L’accordo sperimentale tra la Comunità di Sant’Egidio e il Viminale per l’ingresso di 300 migranti in Italia al di fuori del decreto flussi ha un significato da non sottovalutare. Trecento persone sono una goccia nel mare rispetto alle decine di migliaia di lavoratori stranieri richiesti dalle aziende italiane, ma l’accordo é importante perché la Chiesa insegna che per comunicare i valori non basta predicare, serve dare l’esempio per quanto piccolo. L’autorevolezza internazionale della Comunità di Sant’Egidio (e la sua vicinanza al pensiero e all’azione di San Giovanni Paolo II) rivestono inoltre una importanza particolare per i cattolici italiani, sinora piuttosto divisi in tema di politiche migratorie.
Alla vigilia delle elezioni europee il messaggio é chiaro. Basta demonizzare gli stranieri: i lavoratori migranti costituiscono una risorsa preziosa e sono indispensabili per la crescita economica e per il benessere sociale dell’ Italia nei prossimi anni. C’ è peraltro un altro valore aggiunto ignorato dai media: le comunità straniere presenti nel territorio nazionale offrono da sempre un contributo particolarmente significativo alla sicurezza nazionale per le ottime relazioni costruite nel territorio con le forze dell’ordine, in particolare per il loro supporto alle azioni di contrasto al terrorismo.
L’iniziativa della Comunità di Sant’Egidio con il Viminale coincide temporalmente con l’approvazione del Patto sui migranti del Parlamento Europeo che ha prodotto inedite divisioni nelle forze politiche nonché sostanzialmente deluso le aspettative della Conferenza Episcopale Italiana che ha definito la nuova normativa “una deriva nella politica europea dell’asilo e il fallimento della solidarietà europea, che sembra infrangersi come le onde contro i barconi della speranza”.
La materia é molto complessa, ma su questo fronte c’é purtroppo un tema specifico (il soccorso in mare) su cui le ambiguità normative europee e nazionali restano invariate. Per questo penso che la Comunità di Sant’Egidio dovrebbe avere il coraggio di aggiungere la materia del soccorso in mare nel corso delle sue periodiche interlocuzioni con il Ministero dell’Interno. Alcuni giorni fa mi è capitato di avvicinarmi alla SeaWatch – ferma da settimane nel porto di Siracusa.

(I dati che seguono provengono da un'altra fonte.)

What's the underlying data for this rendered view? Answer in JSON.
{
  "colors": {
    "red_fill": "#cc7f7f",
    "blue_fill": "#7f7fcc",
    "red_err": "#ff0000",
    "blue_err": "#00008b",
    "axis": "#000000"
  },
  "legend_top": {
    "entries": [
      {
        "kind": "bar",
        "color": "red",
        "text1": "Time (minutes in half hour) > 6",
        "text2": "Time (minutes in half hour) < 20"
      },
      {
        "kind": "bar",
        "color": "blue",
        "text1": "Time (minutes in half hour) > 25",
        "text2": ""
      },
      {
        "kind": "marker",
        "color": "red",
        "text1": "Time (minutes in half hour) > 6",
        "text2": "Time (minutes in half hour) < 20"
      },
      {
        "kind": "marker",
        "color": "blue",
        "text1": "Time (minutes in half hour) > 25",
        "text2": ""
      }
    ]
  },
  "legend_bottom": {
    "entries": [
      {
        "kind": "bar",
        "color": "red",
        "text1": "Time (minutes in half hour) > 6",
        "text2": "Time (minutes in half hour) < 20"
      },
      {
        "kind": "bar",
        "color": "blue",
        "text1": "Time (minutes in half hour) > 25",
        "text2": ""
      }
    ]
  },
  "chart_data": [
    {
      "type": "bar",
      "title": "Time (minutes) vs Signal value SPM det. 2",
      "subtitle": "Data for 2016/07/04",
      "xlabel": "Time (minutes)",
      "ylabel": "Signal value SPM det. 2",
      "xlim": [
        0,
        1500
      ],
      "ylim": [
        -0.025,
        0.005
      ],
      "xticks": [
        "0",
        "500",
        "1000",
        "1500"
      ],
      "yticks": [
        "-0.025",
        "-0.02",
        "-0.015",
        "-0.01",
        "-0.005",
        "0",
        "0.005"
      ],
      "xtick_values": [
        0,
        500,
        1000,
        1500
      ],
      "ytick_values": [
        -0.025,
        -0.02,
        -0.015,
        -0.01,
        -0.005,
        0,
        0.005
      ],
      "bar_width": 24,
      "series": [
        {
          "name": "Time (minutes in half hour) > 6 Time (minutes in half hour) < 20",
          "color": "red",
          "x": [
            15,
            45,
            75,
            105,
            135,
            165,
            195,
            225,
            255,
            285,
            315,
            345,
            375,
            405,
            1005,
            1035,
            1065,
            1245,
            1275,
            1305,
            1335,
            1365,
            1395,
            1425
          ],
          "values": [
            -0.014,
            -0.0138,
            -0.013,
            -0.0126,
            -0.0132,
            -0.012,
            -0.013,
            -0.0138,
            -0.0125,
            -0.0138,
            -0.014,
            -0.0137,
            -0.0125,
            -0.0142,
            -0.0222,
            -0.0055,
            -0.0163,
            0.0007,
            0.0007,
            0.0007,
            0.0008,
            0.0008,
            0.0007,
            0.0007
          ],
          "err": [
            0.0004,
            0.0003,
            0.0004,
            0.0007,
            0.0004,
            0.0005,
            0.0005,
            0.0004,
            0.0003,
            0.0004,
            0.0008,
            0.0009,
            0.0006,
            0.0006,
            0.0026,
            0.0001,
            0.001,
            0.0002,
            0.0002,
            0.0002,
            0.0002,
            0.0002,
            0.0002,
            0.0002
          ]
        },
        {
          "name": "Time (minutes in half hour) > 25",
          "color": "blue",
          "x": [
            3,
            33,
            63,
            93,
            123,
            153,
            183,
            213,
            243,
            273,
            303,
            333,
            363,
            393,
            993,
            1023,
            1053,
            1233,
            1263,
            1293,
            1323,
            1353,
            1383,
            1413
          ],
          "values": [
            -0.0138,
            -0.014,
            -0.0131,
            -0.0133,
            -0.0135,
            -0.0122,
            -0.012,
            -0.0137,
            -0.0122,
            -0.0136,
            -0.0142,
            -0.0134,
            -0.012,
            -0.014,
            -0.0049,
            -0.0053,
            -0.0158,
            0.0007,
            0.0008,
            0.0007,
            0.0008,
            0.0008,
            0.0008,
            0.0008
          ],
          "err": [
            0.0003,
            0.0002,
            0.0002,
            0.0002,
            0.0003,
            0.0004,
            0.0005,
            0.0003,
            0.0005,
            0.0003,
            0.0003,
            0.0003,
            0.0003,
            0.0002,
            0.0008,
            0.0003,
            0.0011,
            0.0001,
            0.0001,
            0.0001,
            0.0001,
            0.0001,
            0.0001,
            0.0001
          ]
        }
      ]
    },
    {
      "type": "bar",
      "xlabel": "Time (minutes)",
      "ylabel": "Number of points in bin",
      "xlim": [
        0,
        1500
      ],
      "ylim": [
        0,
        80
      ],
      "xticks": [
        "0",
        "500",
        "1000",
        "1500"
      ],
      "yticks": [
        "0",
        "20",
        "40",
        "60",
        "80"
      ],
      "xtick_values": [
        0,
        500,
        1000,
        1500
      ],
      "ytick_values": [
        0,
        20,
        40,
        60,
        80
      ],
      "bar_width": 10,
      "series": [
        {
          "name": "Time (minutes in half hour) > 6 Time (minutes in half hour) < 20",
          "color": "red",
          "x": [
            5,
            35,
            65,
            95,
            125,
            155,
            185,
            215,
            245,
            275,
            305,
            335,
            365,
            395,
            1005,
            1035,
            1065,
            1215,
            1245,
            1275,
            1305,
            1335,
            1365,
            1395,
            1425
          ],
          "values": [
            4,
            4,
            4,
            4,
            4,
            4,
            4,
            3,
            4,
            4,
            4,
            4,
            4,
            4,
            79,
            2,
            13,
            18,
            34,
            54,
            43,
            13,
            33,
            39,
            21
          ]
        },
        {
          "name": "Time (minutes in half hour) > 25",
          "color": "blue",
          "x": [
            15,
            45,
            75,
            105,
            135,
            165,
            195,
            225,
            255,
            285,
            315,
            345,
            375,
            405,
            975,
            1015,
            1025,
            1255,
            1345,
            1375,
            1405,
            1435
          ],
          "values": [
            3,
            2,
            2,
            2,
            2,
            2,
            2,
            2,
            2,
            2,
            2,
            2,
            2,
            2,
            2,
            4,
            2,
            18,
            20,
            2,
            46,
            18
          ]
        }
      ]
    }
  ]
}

E’ noto che i giudici hanno alla fine deciso di sospendere il fermo amministrativo della nave ma – al di là dei profili giudiziari – chiunque veda la nave di soccorso bloccata in porto si pone inevitabilmente una serie di domande. Quante persone avrebbe potuto salvare?
Ci si può dividere su tanti aspetti (procedure per la richiesta del diritto d’asilo protezione dei minori, rimpatri, ecc.), ma c’é un dato di fatto indiscutibile: soccorrere chi sta per affogare in mare è diventato molto più complicato. I fermi amministrativi, le sanzioni finanziarie, la lontananza dei porti di sbarco sono diventati al Viminale e dintorni routine quotidiana.
Se anche solo una di queste limitazioni introdotte per i soccorsi in mare venisse applicata ad una ambulanza della Misericordia di Firenze nata quasi mille anni fa, il 14 agosto del 1244 la mia città insorgerebbe; cosi come – ne sono assolutamente certo – accadrebbe in tutte le città italiane.
Le acque del Mediterraneo sono lontane dagli sguardi dei cittadini, ma il problema del soccorso in mare é molto serio. Per questo mi aspetto che la Comunità di Sant’Egidio sollevi questo tema in occasione dei suoi prossimi incontri al Viminale.